Mean serum levels of lipids have improved among American adults since the late 1980s, according to an analysis of data from three nationwide surveys, published Oct. 17 in JAMA.
Between 1988 and 2012, mean total cholesterol, non-HDL cholesterol, and LDL cholesterol levels have declined and mean HDL cholesterol levels have risen in adults overall as well as across most racial/ethnic and gender categories, said Margaret D. Carroll of the Division of Health and Nutrition Examination Surveys, National Center for Health Statistics, Hyattsville, Md., and her associates.
The investigators examined data from the National Health and Nutrition Examination Surveys (NHANES) for 1988-1994, 1999-2002, and 2007-2010 to track temporal trends in lipid levels.

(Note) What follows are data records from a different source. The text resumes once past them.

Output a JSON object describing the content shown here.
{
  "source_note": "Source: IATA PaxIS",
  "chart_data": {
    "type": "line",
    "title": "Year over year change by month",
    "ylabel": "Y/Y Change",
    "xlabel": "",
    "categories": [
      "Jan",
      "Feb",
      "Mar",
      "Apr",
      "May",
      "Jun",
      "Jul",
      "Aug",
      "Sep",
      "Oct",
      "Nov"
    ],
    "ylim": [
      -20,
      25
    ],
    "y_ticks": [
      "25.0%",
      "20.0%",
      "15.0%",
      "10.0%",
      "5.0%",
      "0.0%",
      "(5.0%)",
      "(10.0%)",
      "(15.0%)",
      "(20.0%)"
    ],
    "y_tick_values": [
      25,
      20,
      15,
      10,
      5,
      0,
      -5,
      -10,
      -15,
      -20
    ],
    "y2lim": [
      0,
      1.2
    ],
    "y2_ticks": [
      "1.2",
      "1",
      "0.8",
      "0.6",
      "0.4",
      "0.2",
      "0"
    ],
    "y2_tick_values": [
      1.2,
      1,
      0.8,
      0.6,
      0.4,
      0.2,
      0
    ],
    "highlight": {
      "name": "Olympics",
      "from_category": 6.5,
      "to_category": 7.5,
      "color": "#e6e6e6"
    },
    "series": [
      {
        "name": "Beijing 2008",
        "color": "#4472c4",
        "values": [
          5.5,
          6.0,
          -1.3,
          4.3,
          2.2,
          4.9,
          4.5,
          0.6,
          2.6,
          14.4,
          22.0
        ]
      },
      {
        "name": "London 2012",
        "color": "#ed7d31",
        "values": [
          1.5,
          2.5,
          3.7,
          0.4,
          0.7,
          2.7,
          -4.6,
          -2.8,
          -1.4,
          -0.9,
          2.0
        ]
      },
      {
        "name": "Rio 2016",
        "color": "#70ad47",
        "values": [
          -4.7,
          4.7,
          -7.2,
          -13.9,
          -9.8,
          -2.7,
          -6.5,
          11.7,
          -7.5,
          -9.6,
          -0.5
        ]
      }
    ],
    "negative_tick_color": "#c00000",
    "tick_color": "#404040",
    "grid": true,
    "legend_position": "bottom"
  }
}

Each cross-sectional survey included health-related interviews and physical examinations of a nationally representative sample of tens of thousands of adults.
In the adult population as a whole, the mean total cholesterol level declined in a linear fashion from 206 mg/dL in 1988-1994 to 203 mg/dL in 1999-2002 and to 196 mg/dL in 2007-2010. This pattern remained the same in separate analyses of men and women and in all racial/ethnic subgroups, except for Mexican American men (JAMA 2012;308:1545-54).
LDL cholesterol also decreased in a linear fashion in all adults, from 128 mg/dL in the first survey to 124 mg/dL in the second and to 119 mg/dL in the final survey. LDL cholesterol levels declined in both men and women and eventually converged, so there was no longer a difference between the sexes in the latest survey.
HDL cholesterol rose in a linear fashion from 50.7 mg/dL to 52.5 mg/dL among all adults, and also rose in separate analyses of both sexes. When the data were broken down by racial/ethnic categories, HDL cholesterol rose in whites of both sexes but not in blacks or Mexican Americans.
Triglycerides showed a slightly different pattern, rising between the late 1980s (118 mg/dL) and the early 2000s (123 mg/dL), but then falling again by 2010 (110 mg/dL).
All of these temporal trends persisted when the analysis was restricted to only the oldest adults, aged 50 and older.
During the study period, the number of adults taking lipid-lowering medications also rose, from 3.4% in 1988-1994 to 9.3% in 1999-2002 and to 15.5% in 2007-2010. However, these medications did not explain the entire improvement in lipid profiles, which also improved markedly in adults who weren’t taking them.
"The Healthy People 2010 guideline of an age-adjusted mean total cholesterol level of 200 mg/dL or less has been achieved in [all] adults, in men, in women, and in all race/ethnicity and sex subgroups. However, the age-adjusted mean LDL cholesterol level in adults of 116 mg/dL [remains] higher than the optimal range of below 100 mg/dL, [which is] associated with a lower risk of CHD [coronary heart disease]," Ms. Carroll and her colleagues said.
The researchers speculated that the favorable trends in lipid profiles might be attributable in part to a decrease in the consumption of trans-fatty acids and to other healthy lifestyle changes. The changes are unlikely to have resulted from increases in physical activity or decreases in the intake of saturated fat, as other studies have demonstrated that activity has not increased and saturated fat intake has not declined during the study period, they said.
This laboratory analysis of lipids was funded by the National Heart, Lung, and Blood Institute. NHANES is conducted by the National Center for Health Statistics and the Centers for Disease Control and Prevention. No conflicts of interest were reported.